I first learned to make baklava my freshman year of college. It was spring. It was Portland. The days were starting to get longer and warmer, and I was head over heels for a guy I had just started dating.

He was a senior and he lived off-campus in a one bedroom apartment in an old building in the heart of SE Portland. His apartment had hardwood floors, vintage furniture, and string instruments hanging on the walls like art. Compared to my dorm room, his home seemed like a dream. This was 2001 and hipster, foodie and Portlandia weren't things people talked about yet, but he may or may not have embodied all three.

The first night he invited me over to his place he played a record with Yusef Lateef’s cover of Eric Satie's First Gymnopedie. I had never heard of either musician. The room, the music, and the easy conversation seduced me. We sat late into the night talking and playing records and at some point he asked me if I wanted a hibiscus tea. He brewed the tea in a small pot on the stove, mixing dried hibiscus flowers, tea leaves, honey and then pouring it into two mugs topped with a little vodka. At that point in my 18 years of limited worldly experiences I had never met anyone quite like him.

One night, he asked me if I would help him make baklava. Even then, I never turned down an opportunity to cook. We chopped up a mix of almonds and walnuts, we blended together cinnamon and sugar, we melted butter and carefully brushed it over individual layers of phyllo dough, and then we made a syrup to pour onto the baklava when it came out of the oven. The kitchen smelled like toasted buttery pastry, cinnamon and sweetness.
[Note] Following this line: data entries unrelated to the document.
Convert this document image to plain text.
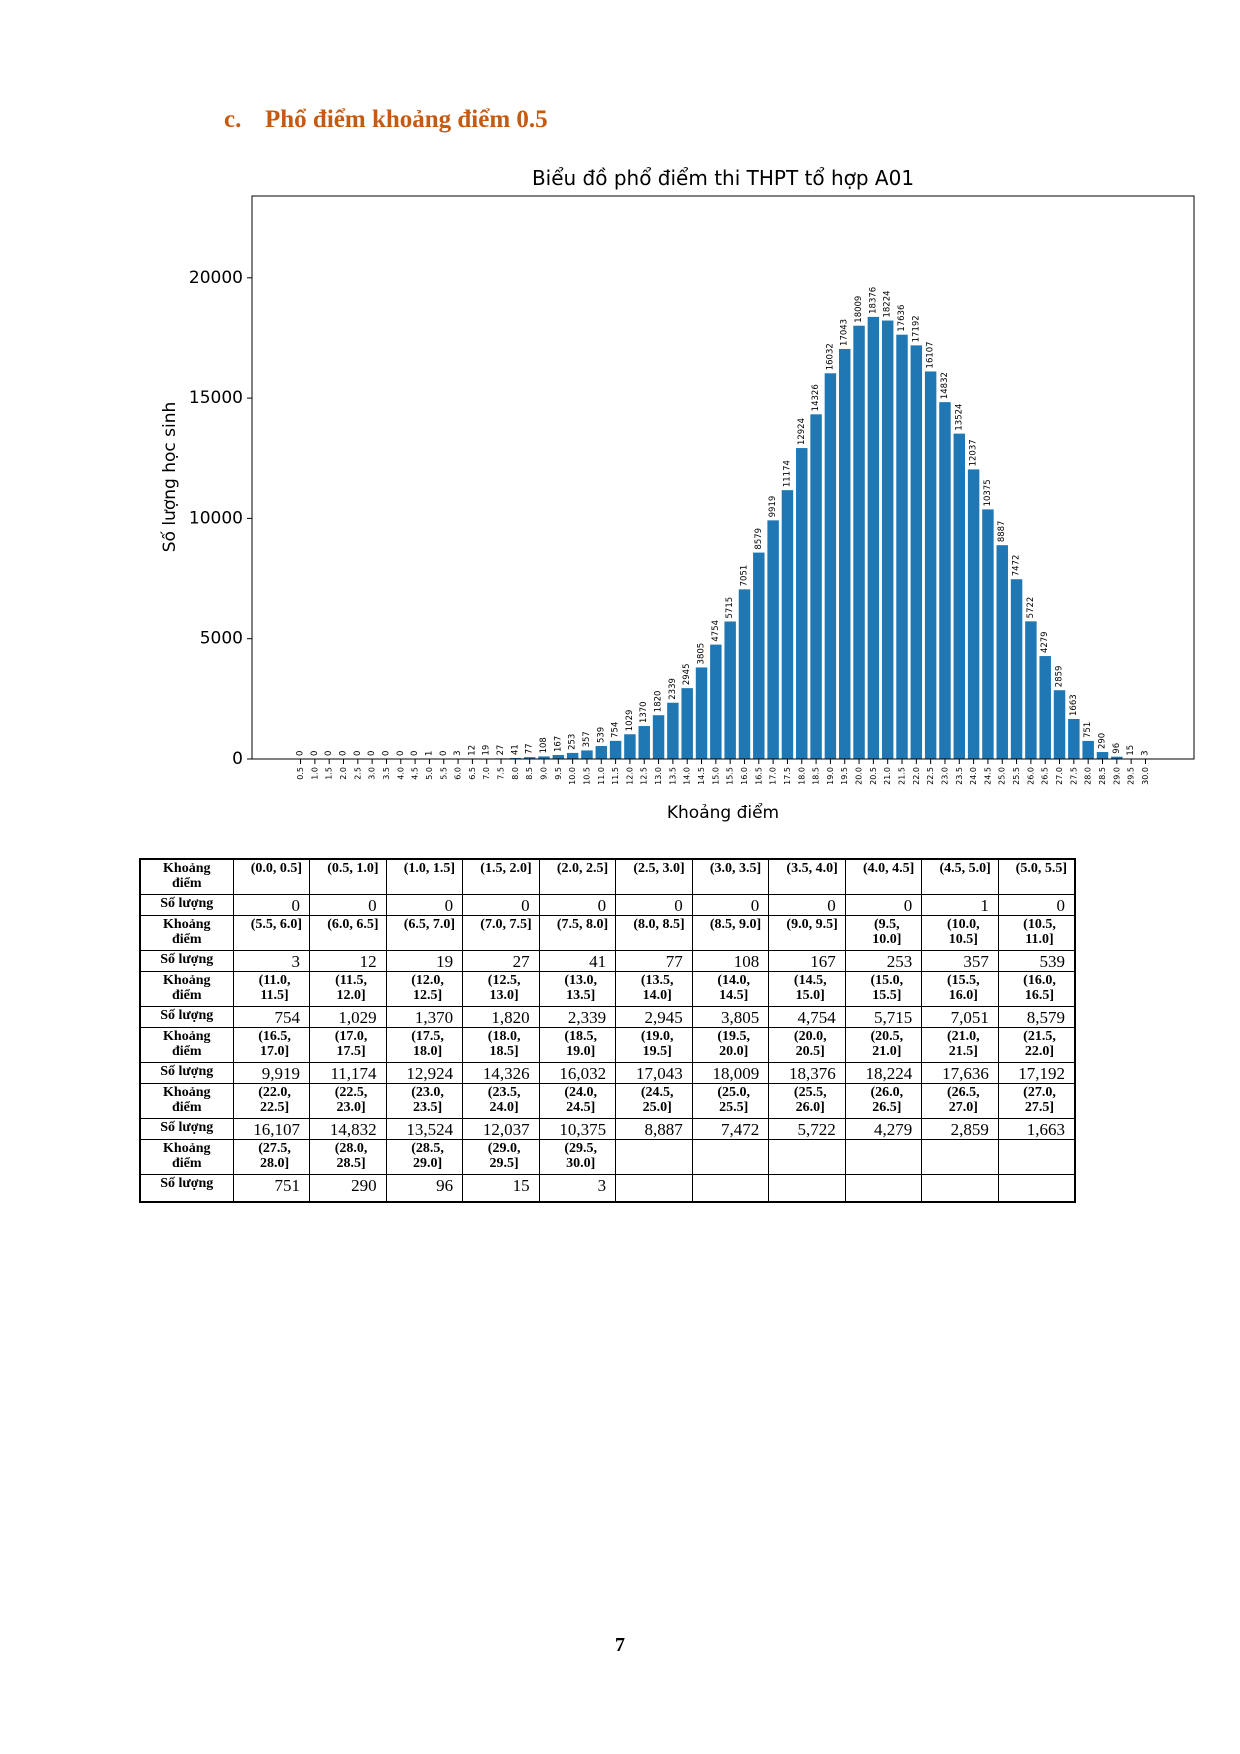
c. Phổ điểm khoảng điểm 0.5
Biểu đồ phổ điểm thi THPT tổ hợp A01
0
0.5
0
1.0
0
1.5
0
2.0
0
2.5
0
3.0
0
3.5
0
4.0
0
4.5
1
5.0
0
5.5
3
6.0
12
6.5
19
7.0
27
7.5
41
8.0
77
8.5
108
9.0
167
9.5
253
10.0
357
10.5
539
11.0
754
11.5
1029
12.0
1370
12.5
1820
13.0
2339
13.5
2945
14.0
3805
14.5
4754
15.0
5715
15.5
7051
16.0
8579
16.5
9919
17.0
11174
17.5
12924
18.0
14326
18.5
16032
19.0
17043
19.5
18009
20.0
18376
20.5
18224
21.0
17636
21.5
17192
22.0
16107
22.5
14832
23.0
13524
23.5
12037
24.0
10375
24.5
8887
25.0
7472
25.5
5722
26.0
4279
26.5
2859
27.0
1663
27.5
751
28.0
290
28.5
96
29.0
15
29.5
3
30.0
0
5000
10000
15000
20000
Số lượng học sinh
Khoảng điểm
Khoảng điểm	(0.0, 0.5]	(0.5, 1.0]	(1.0, 1.5]	(1.5, 2.0]	(2.0, 2.5]	(2.5, 3.0]	(3.0, 3.5]	(3.5, 4.0]	(4.0, 4.5]	(4.5, 5.0]	(5.0, 5.5]
Số lượng	0	0	0	0	0	0	0	0	0	1	0
Khoảng điểm	(5.5, 6.0]	(6.0, 6.5]	(6.5, 7.0]	(7.0, 7.5]	(7.5, 8.0]	(8.0, 8.5]	(8.5, 9.0]	(9.0, 9.5]	(9.5, 10.0]	(10.0, 10.5]	(10.5, 11.0]
Số lượng	3	12	19	27	41	77	108	167	253	357	539
Khoảng điểm	(11.0, 11.5]	(11.5, 12.0]	(12.0, 12.5]	(12.5, 13.0]	(13.0, 13.5]	(13.5, 14.0]	(14.0, 14.5]	(14.5, 15.0]	(15.0, 15.5]	(15.5, 16.0]	(16.0, 16.5]
Số lượng	754	1,029	1,370	1,820	2,339	2,945	3,805	4,754	5,715	7,051	8,579
Khoảng điểm	(16.5, 17.0]	(17.0, 17.5]	(17.5, 18.0]	(18.0, 18.5]	(18.5, 19.0]	(19.0, 19.5]	(19.5, 20.0]	(20.0, 20.5]	(20.5, 21.0]	(21.0, 21.5]	(21.5, 22.0]
Số lượng	9,919	11,174	12,924	14,326	16,032	17,043	18,009	18,376	18,224	17,636	17,192
Khoảng điểm	(22.0, 22.5]	(22.5, 23.0]	(23.0, 23.5]	(23.5, 24.0]	(24.0, 24.5]	(24.5, 25.0]	(25.0, 25.5]	(25.5, 26.0]	(26.0, 26.5]	(26.5, 27.0]	(27.0, 27.5]
Số lượng	16,107	14,832	13,524	12,037	10,375	8,887	7,472	5,722	4,279	2,859	1,663
Khoảng điểm	(27.5, 28.0]	(28.0, 28.5]	(28.5, 29.0]	(29.0, 29.5]	(29.5, 30.0]						
Số lượng	751	290	96	15	3						
7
Soon after that night he graduated and moved away. We lost touch. I never wrote down the recipe and I have no idea who gave the recipe to him. But somehow, I always remembered how to make baklava and made it many times from that day on.

A few months ago a friend asked me to bring some baklava back from Israel and I told him I could just make him some instead. I hadn't made baklava in 5 or 6 years, but the important parts of the recipe easily came back to me and the rest I figured out or changed to my liking. This time I wrote the recipe down.

...

About baklava... it's hard to mess up, but it does has a lot of little steps. It's similar to making lasagna; it's all about layering. Traditionally baklava is made with some combination of almonds, pistachios and or walnuts. I'm using a mix of almonds and pecans because I love both of their flavors. Almonds are crunchier and pecans have a caramel-like nuttiness and softer texture that I love. You can use any combination you like.

Baklava

for the baklava-

1 16 oz. package phyllo dough, (also spelled filo and fillo), defrosted*

1 cup of unsalted butter (2 sticks), melted

1½ cups almonds, chopped fine

1½ cups pecans (or walnuts or pistachios), chopped fine

1 cup sugar

2 tablespoons ground cinnamon

¼ teaspoon ground allspice (optional)

¼ teaspoon freshly ground nutmeg (optional)

pinch of salt

for the syrup-

1 cup of sugar

⅓ cup of water

1 cinnamon stick

pinch of salt

¼ teaspoon of rosewater (optional -it's a very strong flavor, but often used in the Middle East)

¼ cup honey

Note about the dough - Phyllo dough is generally sold frozen in 1 lb. boxes. You can find it at most grocery stores near the frozen pie crusts. Allow the dough to fully defrost before using. I do this by leaving it on the kitchen counter for 5-8 hours before using (depending on how hot it is that day). If you are an amazing superstar cook and make phyllo from scratch I am humbled and impressed... but this is one of those things I feel ok about buying pre-made.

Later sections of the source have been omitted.